… Continued …
- Most patients with mild emphysema (80 percent) are alive after 4 years.
- About 60-70 percent of patients with moderate cases will survive after 4 years.
- In severe cases (FEV1 is less than 35 percent of normal), only 50 percent of patients are alive after 4 years.
- In the worst scenario, when the disease has become very severe (this is usually followed with the worst symptoms such as severe weight loss and inability to walk), it has the shortest life expectancy.
This suggests the life expectancy declines with more advanced stage of the disease, as noted before. But again, emphysema varies widely. Even in two patients at the same stage, it can still vary.

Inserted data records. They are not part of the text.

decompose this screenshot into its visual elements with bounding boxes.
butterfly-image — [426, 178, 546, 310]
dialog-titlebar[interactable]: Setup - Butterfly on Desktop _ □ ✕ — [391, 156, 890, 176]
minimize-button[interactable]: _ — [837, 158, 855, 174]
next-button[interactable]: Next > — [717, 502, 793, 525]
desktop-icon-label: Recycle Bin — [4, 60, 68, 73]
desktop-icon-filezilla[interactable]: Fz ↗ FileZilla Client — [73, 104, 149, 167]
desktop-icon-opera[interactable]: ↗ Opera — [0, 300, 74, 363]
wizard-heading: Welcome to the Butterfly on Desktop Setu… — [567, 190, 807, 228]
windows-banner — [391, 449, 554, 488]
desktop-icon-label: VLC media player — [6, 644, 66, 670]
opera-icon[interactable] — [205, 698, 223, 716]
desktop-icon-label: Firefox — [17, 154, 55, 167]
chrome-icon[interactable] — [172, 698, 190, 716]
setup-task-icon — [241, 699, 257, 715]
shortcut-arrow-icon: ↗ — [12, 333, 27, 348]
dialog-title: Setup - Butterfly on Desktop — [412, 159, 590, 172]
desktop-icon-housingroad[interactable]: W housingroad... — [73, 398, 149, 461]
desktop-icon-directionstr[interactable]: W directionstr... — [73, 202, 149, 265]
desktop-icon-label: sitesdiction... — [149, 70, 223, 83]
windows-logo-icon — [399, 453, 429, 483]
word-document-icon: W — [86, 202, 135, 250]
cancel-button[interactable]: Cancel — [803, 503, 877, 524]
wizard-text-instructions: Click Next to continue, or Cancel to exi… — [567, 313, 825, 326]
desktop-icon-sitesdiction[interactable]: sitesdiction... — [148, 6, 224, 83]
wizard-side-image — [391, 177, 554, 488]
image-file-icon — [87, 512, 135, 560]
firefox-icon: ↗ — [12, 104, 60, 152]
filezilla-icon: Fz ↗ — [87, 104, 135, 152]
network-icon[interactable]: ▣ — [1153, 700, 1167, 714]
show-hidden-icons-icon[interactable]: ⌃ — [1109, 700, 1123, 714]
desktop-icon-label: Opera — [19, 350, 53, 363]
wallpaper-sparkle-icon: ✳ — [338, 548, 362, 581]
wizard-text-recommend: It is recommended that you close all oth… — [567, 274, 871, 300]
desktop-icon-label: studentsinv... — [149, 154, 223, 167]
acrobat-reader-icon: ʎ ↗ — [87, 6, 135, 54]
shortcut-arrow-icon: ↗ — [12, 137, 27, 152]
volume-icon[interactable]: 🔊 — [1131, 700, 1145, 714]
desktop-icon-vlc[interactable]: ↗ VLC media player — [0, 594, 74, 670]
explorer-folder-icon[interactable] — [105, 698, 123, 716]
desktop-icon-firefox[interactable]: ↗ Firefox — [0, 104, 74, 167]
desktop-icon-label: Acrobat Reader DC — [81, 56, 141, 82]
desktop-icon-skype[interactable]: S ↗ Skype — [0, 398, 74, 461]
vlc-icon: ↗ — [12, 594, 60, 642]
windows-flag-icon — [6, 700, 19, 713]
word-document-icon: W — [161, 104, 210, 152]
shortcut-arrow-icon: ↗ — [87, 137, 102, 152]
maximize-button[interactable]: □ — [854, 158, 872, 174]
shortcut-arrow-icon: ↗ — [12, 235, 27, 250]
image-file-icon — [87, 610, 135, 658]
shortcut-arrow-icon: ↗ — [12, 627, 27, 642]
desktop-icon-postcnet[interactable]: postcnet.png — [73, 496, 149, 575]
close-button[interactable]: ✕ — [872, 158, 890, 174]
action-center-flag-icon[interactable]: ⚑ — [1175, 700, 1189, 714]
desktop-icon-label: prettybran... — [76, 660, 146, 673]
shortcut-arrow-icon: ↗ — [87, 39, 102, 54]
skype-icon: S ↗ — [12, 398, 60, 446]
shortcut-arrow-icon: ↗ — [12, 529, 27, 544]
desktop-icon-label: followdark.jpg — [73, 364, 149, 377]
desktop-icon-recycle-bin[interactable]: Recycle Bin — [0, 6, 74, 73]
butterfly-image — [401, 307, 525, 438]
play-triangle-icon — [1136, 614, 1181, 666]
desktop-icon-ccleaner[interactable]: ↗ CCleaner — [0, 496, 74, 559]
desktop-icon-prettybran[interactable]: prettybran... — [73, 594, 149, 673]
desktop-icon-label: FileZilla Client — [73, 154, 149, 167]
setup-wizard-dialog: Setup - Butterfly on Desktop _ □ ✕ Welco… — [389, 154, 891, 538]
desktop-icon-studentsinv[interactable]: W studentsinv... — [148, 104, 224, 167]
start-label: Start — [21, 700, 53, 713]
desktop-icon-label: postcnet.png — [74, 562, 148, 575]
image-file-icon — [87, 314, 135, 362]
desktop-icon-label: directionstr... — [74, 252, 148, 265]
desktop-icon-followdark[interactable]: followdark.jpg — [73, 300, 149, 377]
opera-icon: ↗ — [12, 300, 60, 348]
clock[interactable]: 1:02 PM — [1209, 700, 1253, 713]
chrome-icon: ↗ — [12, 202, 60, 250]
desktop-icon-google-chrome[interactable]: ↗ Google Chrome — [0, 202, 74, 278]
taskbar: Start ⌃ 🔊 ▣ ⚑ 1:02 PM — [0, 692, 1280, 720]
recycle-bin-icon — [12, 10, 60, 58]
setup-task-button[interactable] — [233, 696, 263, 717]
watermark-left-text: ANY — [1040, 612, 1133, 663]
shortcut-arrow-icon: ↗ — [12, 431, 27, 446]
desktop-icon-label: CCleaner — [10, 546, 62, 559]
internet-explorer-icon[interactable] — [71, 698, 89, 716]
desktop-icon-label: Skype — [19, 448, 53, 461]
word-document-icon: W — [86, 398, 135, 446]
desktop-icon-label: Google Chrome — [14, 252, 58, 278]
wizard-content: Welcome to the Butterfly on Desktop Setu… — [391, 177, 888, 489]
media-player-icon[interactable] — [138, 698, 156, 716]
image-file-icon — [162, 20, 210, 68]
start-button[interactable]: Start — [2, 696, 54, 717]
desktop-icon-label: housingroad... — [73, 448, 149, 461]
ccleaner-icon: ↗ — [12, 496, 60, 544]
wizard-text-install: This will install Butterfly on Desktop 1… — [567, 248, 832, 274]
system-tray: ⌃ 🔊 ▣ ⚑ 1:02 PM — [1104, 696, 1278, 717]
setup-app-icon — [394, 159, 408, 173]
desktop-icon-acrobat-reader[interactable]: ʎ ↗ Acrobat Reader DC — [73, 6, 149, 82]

There is still no large study to determine the effect of this respiratory disease on life expectancy. The best and largest studies only include a few hundred patients.
- Emphysema life expectancy statistics are available. But these are purposed for general information only – or not reliable enough for individual patient looking for emphysema life expectancy! For more detailed information about your own life expectancy, talk to your primary doctor!
- Currently, there is no cure for this respiration condition – but some effective treatments are available to control it and prevent it from getting worse.
- But the most important thing is whether or not you can stop smoking! This can play a key role to the prognosis and outlook of your emphysema! It can be the single most important variable to improve your life expectancy, too. A study suggests that patients who continue to smoke, the severity of the disease increase significantly, decreasing life span by about 10 years or even more!